MIM generally avoids early-stage venture capital and speculative technology buyouts. The portfolio skews toward asset-heavy, cash-flowing sectors: office, multifamily, and industrial real estate, investment-grade private placements, infrastructure debt, and senior corporate loans. The firm's liability-driven investment mandate penalizes volatility, so equity-heavy strategies remain a small allocation.
How did the IBM and FedEx pension risk transfers work, and why do they matter to allocators?
In 2022, MetLife assumed roughly $16 billion in pension liabilities from IBM, followed by $6 billion from FedEx in 2023. In these PRT deals, MetLife accepted the responsibility to pay retired employees' monthly checks in exchange for plan assets and premiums. Critically, the premiums and legacy plan assets transfer directly into MIM's general account, where the credit and real estate teams already have $500 billion-plus of origination capacity. For external LPs, these deals validate the firm's underwriting and administrative infrastructure at extreme scale.

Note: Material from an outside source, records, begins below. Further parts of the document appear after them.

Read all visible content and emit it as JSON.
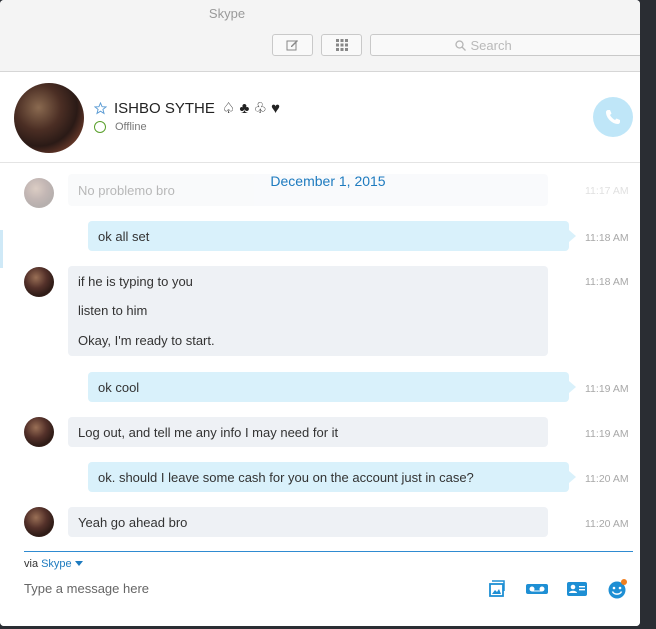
{
  "app": {
    "window_title": "Skype"
  },
  "toolbar": {
    "compose_icon": "compose-icon",
    "dialpad_icon": "dialpad-icon",
    "search_placeholder": "Search"
  },
  "contact": {
    "name": "ISHBO SYTHE",
    "suits": "♤ ♣ ♧ ♥",
    "status": "Offline",
    "colors": {
      "status": "#5aa02c",
      "call_button": "#bfe6f8"
    }
  },
  "conversation": {
    "date": "December 1, 2015",
    "messages": [
      {
        "direction": "in",
        "lines": [
          "No problemo bro"
        ],
        "time": "11:17 AM",
        "faded": true
      },
      {
        "direction": "out",
        "lines": [
          "ok all set"
        ],
        "time": "11:18 AM"
      },
      {
        "direction": "in",
        "lines": [
          "if he is typing to you",
          "listen to him",
          "Okay, I'm ready to start."
        ],
        "time": "11:18 AM"
      },
      {
        "direction": "out",
        "lines": [
          "ok cool"
        ],
        "time": "11:19 AM"
      },
      {
        "direction": "in",
        "lines": [
          "Log out, and tell me any info I may need for it"
        ],
        "time": "11:19 AM"
      },
      {
        "direction": "out",
        "lines": [
          "ok. should I leave some cash for you on the account just in case?"
        ],
        "time": "11:20 AM"
      },
      {
        "direction": "in",
        "lines": [
          "Yeah go ahead bro"
        ],
        "time": "11:20 AM"
      }
    ]
  },
  "composer": {
    "via_label": "via",
    "via_service": "Skype",
    "placeholder": "Type a message here",
    "tools": [
      "send-image-icon",
      "video-message-icon",
      "send-contact-icon",
      "emoticon-icon"
    ],
    "accent": "#1e7bbf"
  }
}
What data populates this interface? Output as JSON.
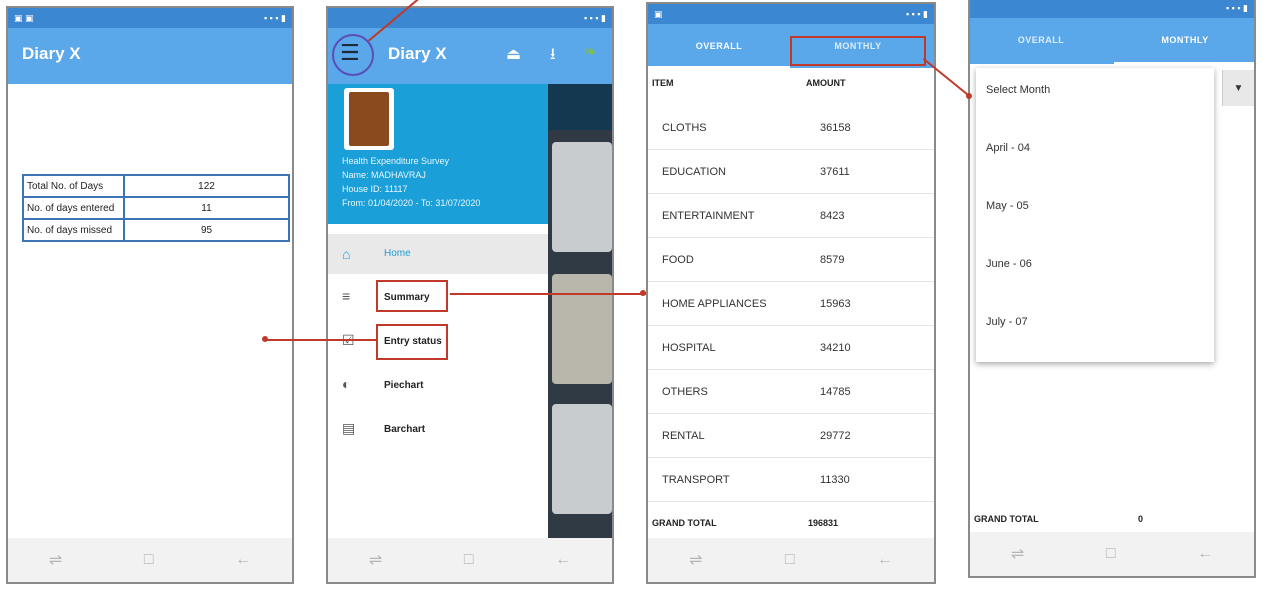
{
  "phone1": {
    "app_title": "Diary X",
    "stats": [
      {
        "label": "Total No. of Days",
        "value": "122"
      },
      {
        "label": "No. of days entered",
        "value": "11"
      },
      {
        "label": "No. of days missed",
        "value": "95"
      }
    ]
  },
  "phone2": {
    "app_title": "Diary X",
    "survey_title": "Health Expenditure Survey",
    "name": "Name: MADHAVRAJ",
    "house_id": "House ID: 11117",
    "period": "From: 01/04/2020 - To: 31/07/2020",
    "menu": {
      "home": "Home",
      "summary": "Summary",
      "entry_status": "Entry status",
      "piechart": "Piechart",
      "barchart": "Barchart"
    }
  },
  "phone3": {
    "tabs": {
      "overall": "OVERALL",
      "monthly": "MONTHLY"
    },
    "col_item": "ITEM",
    "col_amount": "AMOUNT",
    "rows": [
      {
        "item": "CLOTHS",
        "amount": "36158"
      },
      {
        "item": "EDUCATION",
        "amount": "37611"
      },
      {
        "item": "ENTERTAINMENT",
        "amount": "8423"
      },
      {
        "item": "FOOD",
        "amount": "8579"
      },
      {
        "item": "HOME APPLIANCES",
        "amount": "15963"
      },
      {
        "item": "HOSPITAL",
        "amount": "34210"
      },
      {
        "item": "OTHERS",
        "amount": "14785"
      },
      {
        "item": "RENTAL",
        "amount": "29772"
      },
      {
        "item": "TRANSPORT",
        "amount": "11330"
      }
    ],
    "grand_total_label": "GRAND TOTAL",
    "grand_total_value": "196831"
  },
  "phone4": {
    "tabs": {
      "overall": "OVERALL",
      "monthly": "MONTHLY"
    },
    "options": [
      "Select Month",
      "April - 04",
      "May - 05",
      "June - 06",
      "July - 07"
    ],
    "grand_total_label": "GRAND TOTAL",
    "grand_total_value": "0"
  },
  "colors": {
    "appbar": "#5aa7ea",
    "statusbar": "#3b87d2",
    "drawer_header": "#1a9fd8",
    "highlight": "#c0392b"
  }
}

What is MetLife's investment philosophy regarding ESG?
MIM integrates ESG as a credit-risk lens, not a separate mandate. The firm became a PRI signatory in 2019 and is an investor member of the FAIRR Initiative, which targets intensive livestock production risks. In real estate, MIM has earned repeated ENERGY STAR Partner recognition for portfolio energy efficiency.
Who makes the final investment decision on large direct deals?
Steven Goulart, as Chief Investment Officer, chairs the investment committee for all material general account allocations, supported by sector heads across real estate, private credit, and structured products. John McCallion, CFO and Head of Investment Management, oversees the strategic asset allocation framework that sets risk budgets for each portfolio sleeve.
How is MIM positioned versus traditional private credit funds?
MIM competes directly with firms like Apollo Global Management and Ares Management in private credit origination. The structural advantage is cost of capital: MIM can hold assets on a floating-rate insurance float rather than charging a 2% management fee on committed LP capital. This allows the firm to win transactions on terms rather than just pricing, particularly for borrowers seeking long-dated, covenant-heavy structures.